The previous post mentioned adding a parity bit to a string of bits as a way of detecting errors. The parity of a binary word is 1 if the word contains an odd number of 1s and 0 if it contains an even number of ones.

Codes like the Hamming codes in the previous post can have multiple parity bits. In addition to the parity of a word, you might want to also look at the parity of a bit mask AND’d with the word. For example, the Hamming(7, 4) code presented at the end of that post has three parity bits. For a four-bit integer `x`, the first parity bit is the parity bit of

`    x & 0b1011`

the second is the parity bit of

`    x & 0b1101`

and the third is the parity of

`    x & 0b1110`

These three bit masks are the last three columns of the generator matrix for of the Hamming(7, 4) code:

```    1 0 0 0 1 1 1
0 1 0 0 0 1 1
0 0 1 0 1 0 1
0 0 0 1 1 1 0
```

More generally, any linear operation on a vector of bits is given by multiplication by a binary matrix, where arithmetic is carried out mod 2. Matrix products can be defined in terms of inner products, and the inner product of words `x` and `y` is given by the parity of `x&y`.

Given that parity is important to compute, how would you compute it?

If you have a popcount function, you could read the last bit of the popcount. Since popcount counts the number of ones, the parity of `x` is 1 if `popcount(x)` is odd and 0 otherwise.

## gcc extensions

In the earlier post on popcount, we mentioned three functions that gcc provides to compute popcount:

```    __builtin_popcount
__builtin_popcountl
__builtin_popcountll
```

These three functions return popcount for an `unsigned int`, an `unsigned long`, and an `unsigned long long` respectively.

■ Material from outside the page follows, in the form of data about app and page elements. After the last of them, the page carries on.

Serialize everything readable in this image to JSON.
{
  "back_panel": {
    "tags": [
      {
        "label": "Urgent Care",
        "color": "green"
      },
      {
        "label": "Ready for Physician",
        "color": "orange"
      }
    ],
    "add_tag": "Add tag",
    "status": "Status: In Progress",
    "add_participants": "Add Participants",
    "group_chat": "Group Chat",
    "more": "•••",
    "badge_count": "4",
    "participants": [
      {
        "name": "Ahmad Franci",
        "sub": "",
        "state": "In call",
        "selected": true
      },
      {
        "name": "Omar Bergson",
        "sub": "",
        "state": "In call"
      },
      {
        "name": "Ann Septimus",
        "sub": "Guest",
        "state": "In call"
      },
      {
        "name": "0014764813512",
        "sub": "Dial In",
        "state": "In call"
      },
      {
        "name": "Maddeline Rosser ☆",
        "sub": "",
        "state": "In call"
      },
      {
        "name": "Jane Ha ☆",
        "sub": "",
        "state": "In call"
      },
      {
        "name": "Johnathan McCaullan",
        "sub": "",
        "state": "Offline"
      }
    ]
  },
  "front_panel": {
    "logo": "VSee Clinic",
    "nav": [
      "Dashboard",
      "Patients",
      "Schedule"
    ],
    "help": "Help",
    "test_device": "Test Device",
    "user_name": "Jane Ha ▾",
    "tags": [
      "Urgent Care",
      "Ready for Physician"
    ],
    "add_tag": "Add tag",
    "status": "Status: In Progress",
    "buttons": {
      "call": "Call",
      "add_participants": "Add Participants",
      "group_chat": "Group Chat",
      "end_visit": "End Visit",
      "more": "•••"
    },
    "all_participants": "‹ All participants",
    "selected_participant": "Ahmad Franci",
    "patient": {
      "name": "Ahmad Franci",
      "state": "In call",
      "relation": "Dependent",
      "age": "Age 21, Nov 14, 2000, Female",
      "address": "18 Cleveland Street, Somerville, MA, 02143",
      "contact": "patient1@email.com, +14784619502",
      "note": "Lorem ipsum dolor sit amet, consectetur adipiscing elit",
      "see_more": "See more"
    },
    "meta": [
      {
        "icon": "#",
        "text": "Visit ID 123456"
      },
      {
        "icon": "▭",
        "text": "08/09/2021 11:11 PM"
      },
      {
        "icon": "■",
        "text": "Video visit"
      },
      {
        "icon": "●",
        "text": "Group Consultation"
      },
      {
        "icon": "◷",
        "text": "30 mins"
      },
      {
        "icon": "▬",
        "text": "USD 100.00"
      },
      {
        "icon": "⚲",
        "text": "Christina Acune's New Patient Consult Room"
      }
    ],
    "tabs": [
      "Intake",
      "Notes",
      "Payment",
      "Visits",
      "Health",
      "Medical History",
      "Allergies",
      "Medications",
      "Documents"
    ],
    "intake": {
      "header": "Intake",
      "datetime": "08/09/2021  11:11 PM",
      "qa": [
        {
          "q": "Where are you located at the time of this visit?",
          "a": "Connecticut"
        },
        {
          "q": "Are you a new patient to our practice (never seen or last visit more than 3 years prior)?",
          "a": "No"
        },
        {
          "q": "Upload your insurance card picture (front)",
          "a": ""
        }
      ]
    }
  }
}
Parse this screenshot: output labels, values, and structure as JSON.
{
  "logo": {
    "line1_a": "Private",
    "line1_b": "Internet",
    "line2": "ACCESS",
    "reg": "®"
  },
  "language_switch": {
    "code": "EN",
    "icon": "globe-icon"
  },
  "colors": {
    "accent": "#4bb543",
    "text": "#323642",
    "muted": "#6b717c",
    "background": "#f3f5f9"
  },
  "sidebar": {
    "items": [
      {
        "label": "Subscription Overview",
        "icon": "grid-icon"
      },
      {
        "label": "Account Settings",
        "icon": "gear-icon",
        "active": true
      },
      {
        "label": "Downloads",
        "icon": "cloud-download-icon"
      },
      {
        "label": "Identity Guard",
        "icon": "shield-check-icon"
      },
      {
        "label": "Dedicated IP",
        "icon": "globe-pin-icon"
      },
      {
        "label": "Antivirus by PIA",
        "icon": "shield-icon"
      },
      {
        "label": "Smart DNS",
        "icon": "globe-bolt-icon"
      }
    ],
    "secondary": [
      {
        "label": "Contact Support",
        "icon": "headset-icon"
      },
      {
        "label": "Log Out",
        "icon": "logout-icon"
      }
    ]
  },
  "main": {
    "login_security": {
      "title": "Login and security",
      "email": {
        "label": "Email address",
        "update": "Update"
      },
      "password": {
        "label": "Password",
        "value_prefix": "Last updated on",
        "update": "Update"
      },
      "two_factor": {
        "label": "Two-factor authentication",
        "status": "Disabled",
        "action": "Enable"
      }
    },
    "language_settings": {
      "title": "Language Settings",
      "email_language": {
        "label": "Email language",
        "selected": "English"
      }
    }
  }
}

In each case the function will call a function provided by the target processor if it is available, and will run its own code otherwise.

There are three extensions for computing parity that are completely analogous:

```    __builtin_parity
__builtin_parityl
__builtin_parityll
```

## Stand-alone code

If you want your own code for computing parity, Hacker’s Delight gives the following for a 32-bit integer `x`.

The last bit of `y` is the parity of `x`.

```    y = x ^ (x >> 1);
y = y ^ (y >> 2);
y = y ^ (y >> 4);
y = y ^ (y >> 8);
y = y ^ (y >> 16);
```

## 2 thoughts on “Computing parity of a binary word”

1. Jeffrey McBeth

Something’s wrong with your example from Hacker’s Delight.
If I put “5” in to what you have written,
101
111
110

2. Thanks. I had left out an important sentence that I just added: The last bit of `y` is the parity of `x`.